October 16, 2012

After warm ups and a game for quick thinking and focus, which everyone enjoyed, we went right into our monologue. The first participant really went for the emotional punch, breathing heavily and giving it a lot of volume. She said she thought that she had gone too quickly, but overall it felt natural. Some of the participants felt that the breathing had been distracting at first, but that if she could build it, it would help them to understanding that the character is grieving. We talked about the challenge of building the intensity of a scene or monologue. The second time, she slowed down but still read pretty quickly. Her vocal freedom in this reading was very impressive – at times her voice was high pitched, at others she practically growled. Everyone was very excited about that. She said that it’s hard for her to express emotions in her everyday life, even outside of prison, but that on stage she feels much more free.

The second to read was very controlled and quiet. She said that she wanted to get across a feeling of coldness and sharpness. We realized, though, that her delivery was a bit misdirected since she had to leave prior to our breaking down the piece last time – she didn’t realize that she wasn’t talking to Richard, or even just one person, throughout the entire piece. This cleared things up for her a bit, and her second reading was much better. She said she felt it was “more to the point.” Her voice escalated without much effort on her part because she was more connected to what she was saying. She has a very distinctive, raspy voice, and we’re going to have to work on volume a lot, but she’s already improving.

The next participant stumbled a bit over the words, stopped and apologized. I looked to our “veterans” and said, “What am I going to say?” They smiled and said, “Just keep going when you mess up! And don’t apologize!” Beyond that, I asked her what the experience was like for her. She said that she was trying to show different emotions rather than doing the same thing throughout the piece. She said that it’s been a long time since she’s been on stage and that she was nervous. Her second reading was definitely more relaxed, and the emotions she wanted to express came through more clearly. She said it felt “fresher” to her. Everyone was really taken by the vulnerability she showed.

The next to read also has been in the group for a bit longer than a month. She gave a very quiet, intense reading. Afterward she shook it off, saying she was “starting to feel wretched.” She said she felt like she had been spitting the words out. One of the others said that she had seemed cold and intense, but compassionate. Several said that they had felt close to tears watching her – that something rang very true to them about how she hadn’t “let herself go” – she seemed numb. This provided another example of how perfectly fine it is for actors to have different interpretations of the same material.

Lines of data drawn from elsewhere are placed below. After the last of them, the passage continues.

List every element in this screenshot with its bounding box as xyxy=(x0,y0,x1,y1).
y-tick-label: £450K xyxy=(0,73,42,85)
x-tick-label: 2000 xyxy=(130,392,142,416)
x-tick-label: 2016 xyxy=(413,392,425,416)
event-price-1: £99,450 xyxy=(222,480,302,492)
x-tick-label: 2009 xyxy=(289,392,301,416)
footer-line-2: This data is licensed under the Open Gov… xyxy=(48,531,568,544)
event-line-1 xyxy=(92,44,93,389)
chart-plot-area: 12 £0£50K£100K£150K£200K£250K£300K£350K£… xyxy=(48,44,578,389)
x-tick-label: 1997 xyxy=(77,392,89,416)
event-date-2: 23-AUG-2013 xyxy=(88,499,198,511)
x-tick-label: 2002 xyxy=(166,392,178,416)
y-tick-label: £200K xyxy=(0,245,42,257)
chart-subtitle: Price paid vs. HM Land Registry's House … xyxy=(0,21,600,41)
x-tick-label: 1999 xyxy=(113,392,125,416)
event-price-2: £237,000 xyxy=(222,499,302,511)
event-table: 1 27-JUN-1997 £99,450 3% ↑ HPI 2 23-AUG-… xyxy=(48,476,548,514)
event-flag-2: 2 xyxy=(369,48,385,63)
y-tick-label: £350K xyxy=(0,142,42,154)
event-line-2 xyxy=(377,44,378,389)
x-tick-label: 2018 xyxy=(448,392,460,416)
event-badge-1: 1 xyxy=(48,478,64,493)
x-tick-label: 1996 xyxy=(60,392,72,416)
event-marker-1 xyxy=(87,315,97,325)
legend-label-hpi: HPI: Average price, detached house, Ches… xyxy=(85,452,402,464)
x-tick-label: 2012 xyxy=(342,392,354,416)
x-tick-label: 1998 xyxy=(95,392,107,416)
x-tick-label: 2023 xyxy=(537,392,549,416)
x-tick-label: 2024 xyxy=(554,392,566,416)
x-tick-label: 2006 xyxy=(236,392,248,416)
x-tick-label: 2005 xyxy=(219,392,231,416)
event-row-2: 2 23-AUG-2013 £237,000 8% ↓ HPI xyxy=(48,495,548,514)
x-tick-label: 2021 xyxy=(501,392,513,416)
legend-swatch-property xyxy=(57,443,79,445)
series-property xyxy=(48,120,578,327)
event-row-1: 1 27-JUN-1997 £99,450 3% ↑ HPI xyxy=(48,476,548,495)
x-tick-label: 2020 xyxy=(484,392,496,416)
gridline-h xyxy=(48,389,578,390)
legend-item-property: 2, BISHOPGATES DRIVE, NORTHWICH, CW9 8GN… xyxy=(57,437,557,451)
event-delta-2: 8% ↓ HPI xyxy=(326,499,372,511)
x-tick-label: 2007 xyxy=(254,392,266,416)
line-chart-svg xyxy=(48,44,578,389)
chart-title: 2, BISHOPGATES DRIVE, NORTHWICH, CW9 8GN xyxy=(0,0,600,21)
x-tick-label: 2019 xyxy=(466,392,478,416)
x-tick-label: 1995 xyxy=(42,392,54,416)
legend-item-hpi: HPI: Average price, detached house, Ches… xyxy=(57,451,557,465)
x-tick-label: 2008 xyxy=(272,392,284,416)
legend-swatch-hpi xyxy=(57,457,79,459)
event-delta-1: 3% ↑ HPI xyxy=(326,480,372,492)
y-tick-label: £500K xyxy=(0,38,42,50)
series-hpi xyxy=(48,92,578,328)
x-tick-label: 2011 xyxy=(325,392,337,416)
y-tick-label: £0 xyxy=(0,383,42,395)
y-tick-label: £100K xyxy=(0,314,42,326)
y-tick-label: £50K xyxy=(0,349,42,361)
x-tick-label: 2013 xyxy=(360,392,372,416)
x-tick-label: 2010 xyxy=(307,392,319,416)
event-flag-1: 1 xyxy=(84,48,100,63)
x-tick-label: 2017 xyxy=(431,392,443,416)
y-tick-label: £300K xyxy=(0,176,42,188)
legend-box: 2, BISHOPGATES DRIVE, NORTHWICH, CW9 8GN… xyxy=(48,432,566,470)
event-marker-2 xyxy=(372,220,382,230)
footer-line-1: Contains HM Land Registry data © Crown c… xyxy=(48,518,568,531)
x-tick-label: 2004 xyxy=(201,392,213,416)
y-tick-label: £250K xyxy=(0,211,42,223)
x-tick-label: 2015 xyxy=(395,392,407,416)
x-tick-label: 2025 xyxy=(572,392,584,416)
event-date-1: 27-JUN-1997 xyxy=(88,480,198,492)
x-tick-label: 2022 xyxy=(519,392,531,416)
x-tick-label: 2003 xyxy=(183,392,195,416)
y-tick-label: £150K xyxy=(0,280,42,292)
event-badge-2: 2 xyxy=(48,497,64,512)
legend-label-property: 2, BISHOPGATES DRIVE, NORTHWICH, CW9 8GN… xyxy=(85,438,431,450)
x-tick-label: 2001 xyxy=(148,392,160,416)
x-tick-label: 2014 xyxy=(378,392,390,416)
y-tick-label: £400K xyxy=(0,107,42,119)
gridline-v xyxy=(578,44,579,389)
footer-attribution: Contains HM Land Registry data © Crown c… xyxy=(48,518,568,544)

The last to read had earlier jumped up and taken a couple of the others aside to plan something. She began, first revealing that she has partly memorized the piece, by running on stage as if after the coffin and having the others hold her back. Her performance was very emotional – she rode a roller coaster, ricocheting between extreme grief, resignation and anger. One of the others said that she seemed overwhelmed by emotion and unable to detach. The woman who read said she got the idea for her staging while watching the second participant read today. She wanted people to try to console her, to get in her way and try to “bring her back to life.” She gave herself an obstacle. She said she had taken in what everyone else had done and played off of it. She said she was also drawing on her own experience of losing someone when she was very young.

This led to a new discussion. She said that she feels that it is wrong to wish for revenge, and so she played Anne as if she were in her place. But Anne calls down curses on Richard in the piece – there’s no getting around that. I pointed out that while it’s extremely valuable to do what she did – asking “How am I the same as my character?” – it’s equally important to ask “How am I different?” I then asked the women if it were possible to truthfully play characters who are different than they are – what that would take. The response was that it would take a lack of judgment and a desire to tell the story the way it was written. The participant who had just read remarked that it was kind of like people who judge prisoners, but who haven’t been in their situations. She said that if she didn’t want to be judged by people on the outside, she shouldn’t judge her character, either.

We left it on that note. I made sure to tell them again how wonderful it is that they are diving in as a group, taking all of these risks and making all of these discoveries.